Halter masih tersenyum, lalu melanjutkan kata-katanya,
“Kalau kau pikir cuma aku yang mengincar Naoto, yah, itu salah besar. Baik Naoto dan aku pasti akan mati nanti.”
“…”
“Untuk berjaga-jaga saja, akan kukatakan kalau bukan hanya penembak jitu di sekeliling kita. Aku tahu kemampuanmu dan telinga Naoto, tidak sulit bagiku menyiapkan panggung yang menyegel segalanya.”
Benar, itu tidak sulit.
RyuZU membutuhkan beberapa detik sebelum dia bisa masuk ke mode ‘Mute Scream’. Dengan anggapan kalau beberapa detik tersebut bisa diminimalisir, itu hanya satu masalah yang terpecahkan.
Setelah RyuZU masuk ke mode ‘Mute Scream’, daya yang dihasilkan dari pegasnya akan habis.
Jika dia masuk ke dalam Dual Time tanpa mengetahui posisi musuh—ancaman, posisi dan jumlahnya, jika dia melupakan satu saja, Naoto akan menjadi tidak terlindungi dan terancam bahaya.
RyuZU tentu saja tidak bisa mengambil resiko seperti itu.
“Apa yang akan kau lakukan setelah ini?”
“Pergi, tentu saja. Sabit hitammu itu benar-benar mengerikan.”
“Baiklah—lakukan saja. Meskipun kau kabur ke jamban—mohon maaf atas kata kotornya. Meskipun kau bersembunyi di bawah penutup toilet, aku akan menyeretmu keluar, meskipun aku harus meratakan seluruh kota ini…”
“Tidak masalah. Kuharap kau melakukannya—kalau begitu pertarungan antar saudari akan dimulai.
“!? Itu—”
Naoto berontak dari cengkeraman Halter.
Tetapi, Halter tetap bersiaga dan menodongkan pistolnya ke arah Naoto.
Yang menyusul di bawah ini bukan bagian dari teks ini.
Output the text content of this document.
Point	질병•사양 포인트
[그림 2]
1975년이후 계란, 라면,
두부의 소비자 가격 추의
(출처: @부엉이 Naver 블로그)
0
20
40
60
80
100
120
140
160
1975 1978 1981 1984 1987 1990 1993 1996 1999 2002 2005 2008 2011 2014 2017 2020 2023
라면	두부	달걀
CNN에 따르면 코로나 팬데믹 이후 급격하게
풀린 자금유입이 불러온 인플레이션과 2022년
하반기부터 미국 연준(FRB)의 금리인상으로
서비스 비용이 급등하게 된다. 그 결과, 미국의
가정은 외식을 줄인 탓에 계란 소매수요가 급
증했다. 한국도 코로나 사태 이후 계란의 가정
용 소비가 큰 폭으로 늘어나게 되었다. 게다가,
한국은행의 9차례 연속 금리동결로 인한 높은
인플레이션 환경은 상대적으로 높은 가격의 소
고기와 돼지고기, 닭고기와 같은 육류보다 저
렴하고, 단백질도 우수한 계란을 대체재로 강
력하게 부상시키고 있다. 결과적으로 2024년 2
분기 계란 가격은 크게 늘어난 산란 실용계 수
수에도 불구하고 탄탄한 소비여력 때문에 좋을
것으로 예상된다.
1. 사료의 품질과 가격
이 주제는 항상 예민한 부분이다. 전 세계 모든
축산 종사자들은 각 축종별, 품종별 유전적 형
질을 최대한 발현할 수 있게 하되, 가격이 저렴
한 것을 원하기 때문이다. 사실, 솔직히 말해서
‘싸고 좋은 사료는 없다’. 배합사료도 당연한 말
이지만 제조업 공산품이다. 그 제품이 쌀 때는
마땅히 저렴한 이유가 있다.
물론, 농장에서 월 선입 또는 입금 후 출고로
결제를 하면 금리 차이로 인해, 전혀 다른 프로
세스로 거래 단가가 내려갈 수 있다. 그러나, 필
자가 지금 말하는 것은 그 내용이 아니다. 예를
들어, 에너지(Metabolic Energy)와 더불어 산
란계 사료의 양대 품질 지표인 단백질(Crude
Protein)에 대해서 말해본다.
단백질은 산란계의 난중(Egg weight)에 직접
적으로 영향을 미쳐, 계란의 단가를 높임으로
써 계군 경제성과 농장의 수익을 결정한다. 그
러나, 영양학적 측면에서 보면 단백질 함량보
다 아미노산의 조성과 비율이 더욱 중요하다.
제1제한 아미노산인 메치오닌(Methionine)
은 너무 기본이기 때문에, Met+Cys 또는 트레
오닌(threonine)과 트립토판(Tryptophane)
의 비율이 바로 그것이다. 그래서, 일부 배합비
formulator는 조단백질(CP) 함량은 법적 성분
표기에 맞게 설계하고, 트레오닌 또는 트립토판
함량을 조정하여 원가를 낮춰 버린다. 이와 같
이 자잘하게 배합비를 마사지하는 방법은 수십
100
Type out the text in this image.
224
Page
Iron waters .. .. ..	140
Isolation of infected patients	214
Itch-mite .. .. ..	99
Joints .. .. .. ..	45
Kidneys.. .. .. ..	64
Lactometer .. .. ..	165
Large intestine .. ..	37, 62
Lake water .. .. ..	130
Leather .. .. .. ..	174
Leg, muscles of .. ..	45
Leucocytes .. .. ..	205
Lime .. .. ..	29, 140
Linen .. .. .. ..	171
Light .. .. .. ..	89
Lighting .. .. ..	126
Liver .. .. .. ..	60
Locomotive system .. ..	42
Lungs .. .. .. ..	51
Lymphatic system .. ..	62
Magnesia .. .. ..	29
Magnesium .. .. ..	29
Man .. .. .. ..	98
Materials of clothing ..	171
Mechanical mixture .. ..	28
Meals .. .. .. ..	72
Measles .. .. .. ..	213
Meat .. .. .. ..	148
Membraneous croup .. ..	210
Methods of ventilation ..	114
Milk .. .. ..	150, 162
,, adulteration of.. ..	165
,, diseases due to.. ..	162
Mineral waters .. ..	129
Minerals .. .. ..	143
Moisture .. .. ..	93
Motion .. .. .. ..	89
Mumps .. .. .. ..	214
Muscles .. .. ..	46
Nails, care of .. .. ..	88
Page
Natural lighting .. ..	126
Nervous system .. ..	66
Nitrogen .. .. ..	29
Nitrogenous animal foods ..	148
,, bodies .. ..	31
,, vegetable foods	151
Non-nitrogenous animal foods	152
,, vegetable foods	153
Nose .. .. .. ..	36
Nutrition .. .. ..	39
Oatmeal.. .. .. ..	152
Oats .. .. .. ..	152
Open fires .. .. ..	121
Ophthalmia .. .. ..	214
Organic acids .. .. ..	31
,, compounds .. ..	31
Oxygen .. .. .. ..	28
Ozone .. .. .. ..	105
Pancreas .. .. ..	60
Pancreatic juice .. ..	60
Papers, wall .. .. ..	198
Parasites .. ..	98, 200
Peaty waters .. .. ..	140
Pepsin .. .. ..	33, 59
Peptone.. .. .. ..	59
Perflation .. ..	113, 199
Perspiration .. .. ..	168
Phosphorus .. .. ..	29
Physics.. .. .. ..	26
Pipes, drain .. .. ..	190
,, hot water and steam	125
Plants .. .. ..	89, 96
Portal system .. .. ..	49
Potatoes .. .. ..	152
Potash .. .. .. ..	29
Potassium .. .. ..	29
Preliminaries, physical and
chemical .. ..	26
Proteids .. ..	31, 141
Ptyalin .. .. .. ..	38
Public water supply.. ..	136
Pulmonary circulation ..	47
“Maaf Naoto. Tidak ada usul maupun pertanyaan. Kau bicara apapun, aku akan langsung menarik pelatuknya. Mengoceh lagi, rencana ini akan gagal.”

“…Ugh.”
Perasaan dingin pistol tersebut di pelipisnya membuat Naoto bungkam sebelum dia berbicara.
Di sisi lain, Marie berteriak dengan suara bergetar,
“…Apa yang terjadi disini? Halter, apa yang kau lakukan?”
Halter melihat sang gadis menunjukkan kebingungan dan kemarahan, dua buah emosi yang menusuknya dengan pelototan gadis tersebut, lalu Halter meringis sambil menjawab,
“Maaf Marie, ini juga pekerjaan.”
“Pekerjaan…?”
“Seorang pelanggan berharga menaruh hadiah besar untuk kepala dan telinga orang ini. Dia mampu memahami sebuah Menara Inti, kau tahu seberapa berharganya bakat ini tanpa perlu kukatakan, kan?”
“Kenapa—kau mengkhianati kami!?”
“Berkhianat?”
Halter mengulangi kata-kata Marie dengan kosong, dia terperanjat.
“—Maaf Putri. Aku tidak ingat menandatangani kontrak denganmu, maupun menerima gaji darimu. Aku hanya membantumu berdasarkan niat baikku—sebagai salah satu warga dunia, aku tidak bisa membiarkan emosiku menghalangi pekerjaanku, kan?”
“HALTER—!!”
Marie memekik keras dengan bibir gemetar karena marah.
Orang bisa mendengar sedikit kebencian dari kata-kata tersebut.
—Tapi bagaimanapun juga.
Bakat dan kemampuan yang mengguncang dunia tersegel begitu saja.
Dan dalam suasana rawan yang hampir meledak ini, Halter tersenyum enteng—mengenang arti dari ‘pekerjaan’ kali ini.